Szybko dotarłem do domu dziewczyny i oddałem jej książkę. Gdy wróciłem do domu zjadłem obiad. usiadłem na kanapie i zacząłem przeglądać coś w telefonie. Oglądałem zdjęcia z kiedy znalazłem moje zdjęcie z Sony. Boże to zdjęcie było robione tak dawno temu. To było jakoś 2 tygodnie przed naszym zerwaniem. Kurcze tak dawno o niej nie myślałem a tym bardziej jej nie widziałem. Ciekawe czy kogoś ma. Na pewno tak, penie ma kogoś lepszego niż ja.. a może ona jest z Harrym ? Nie to nie możliwe on kocha Bellę. Kurcze tak dawno ich nie widziałem. Pewnie oni nie chcą mnie znać. W sumie po tym co zrobiłem wcale im się nie dziwię. Kiedy ostatnio kontaktowałem się z moją mamą powiedziała mi że widziała się z Sony. Podobno wygląda inaczej. Wyładniała i jest w świetnej kondycji. No dobrze niech sobie będzie.
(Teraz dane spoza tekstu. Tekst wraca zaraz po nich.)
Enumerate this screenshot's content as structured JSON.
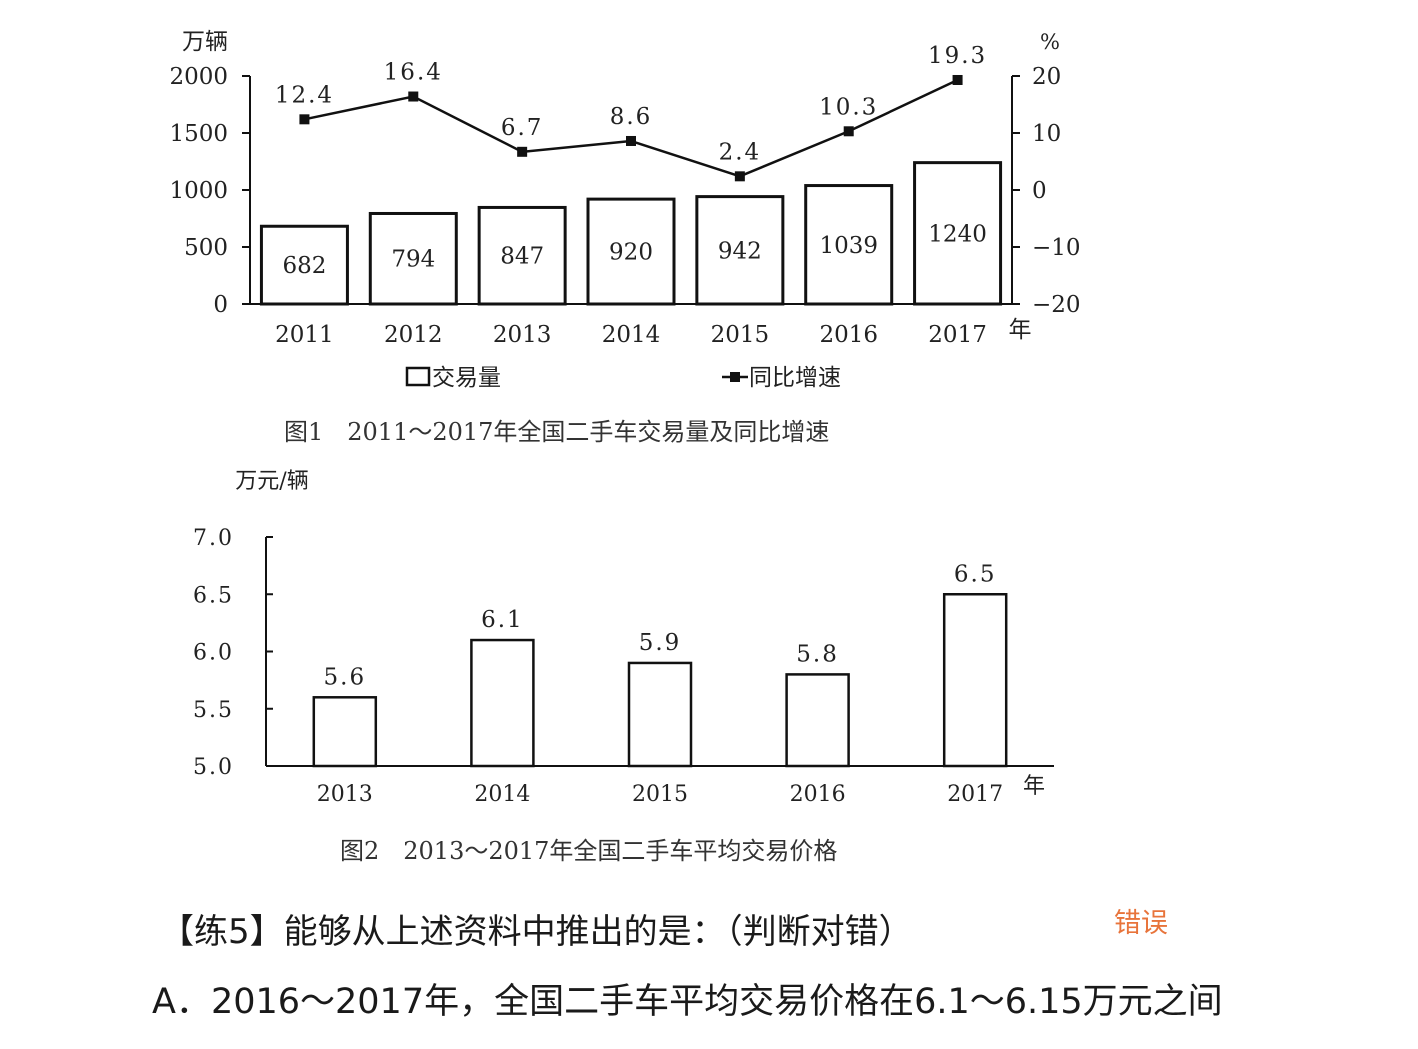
{
  "chart_data": [
    {
      "type": "bar",
      "title": "图1　2011～2017年全国二手车交易量及同比增速",
      "categories": [
        "2011",
        "2012",
        "2013",
        "2014",
        "2015",
        "2016",
        "2017"
      ],
      "x_unit": "年",
      "y_left_unit": "万辆",
      "y_right_unit": "%",
      "y_left_ticks": [
        "0",
        "500",
        "1000",
        "1500",
        "2000"
      ],
      "y_left_lim": [
        0,
        2000
      ],
      "y_right_ticks": [
        "−20",
        "−10",
        "0",
        "10",
        "20"
      ],
      "y_right_lim": [
        -20,
        20
      ],
      "series": [
        {
          "name": "交易量",
          "type": "bar",
          "axis": "left",
          "values": [
            682,
            794,
            847,
            920,
            942,
            1039,
            1240
          ],
          "labels": [
            "682",
            "794",
            "847",
            "920",
            "942",
            "1039",
            "1240"
          ]
        },
        {
          "name": "同比增速",
          "type": "line",
          "axis": "right",
          "values": [
            12.4,
            16.4,
            6.7,
            8.6,
            2.4,
            10.3,
            19.3
          ],
          "labels": [
            "12.4",
            "16.4",
            "6.7",
            "8.6",
            "2.4",
            "10.3",
            "19.3"
          ]
        }
      ],
      "legend_position": "bottom",
      "grid": false
    },
    {
      "type": "bar",
      "title": "图2　2013～2017年全国二手车平均交易价格",
      "categories": [
        "2013",
        "2014",
        "2015",
        "2016",
        "2017"
      ],
      "x_unit": "年",
      "y_unit": "万元/辆",
      "y_ticks": [
        "5.0",
        "5.5",
        "6.0",
        "6.5",
        "7.0"
      ],
      "ylim": [
        5.0,
        7.0
      ],
      "values": [
        5.6,
        6.1,
        5.9,
        5.8,
        6.5
      ],
      "labels": [
        "5.6",
        "6.1",
        "5.9",
        "5.8",
        "6.5"
      ],
      "grid": false
    }
  ],
  "question": {
    "title": "【练5】能够从上述资料中推出的是：（判断对错）",
    "tag": "错误",
    "option_a": "A．2016～2017年，全国二手车平均交易价格在6.1～6.15万元之间"
  }
}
Mnie też by przydała się jakaś dziewczyna, ale żadnej nie mogę sobie znaleźć a to może dla tego że każdą dziewczynę porównuję do Sony ? No ale nie ważne muszę przestać o niej myśleć. Tak długo wytrzymałem. Kiedy przyjechałem do brata dwa lata temu nie było ze mnie żadnego pożytku. Płakałem po nocach a w dzień byłem taki drętwy że nic nie robiłem bo nawet nie miałem ochoty. Kiedy wziąłem się w garść zacząłem flirtować z  każdą możliwie napotkaną dziewczyną, ale skończyłem z tym bo żadna mi się nie podobała. Jedyną osobą z którą nadal flirtuje to Lucy. Nie powiem bo ona jest naprawdę fajna i świetnie się dogadujemy i nadajemy na tych samych falach. to dobrze może kiedyś będę w stanie z nią chodzić.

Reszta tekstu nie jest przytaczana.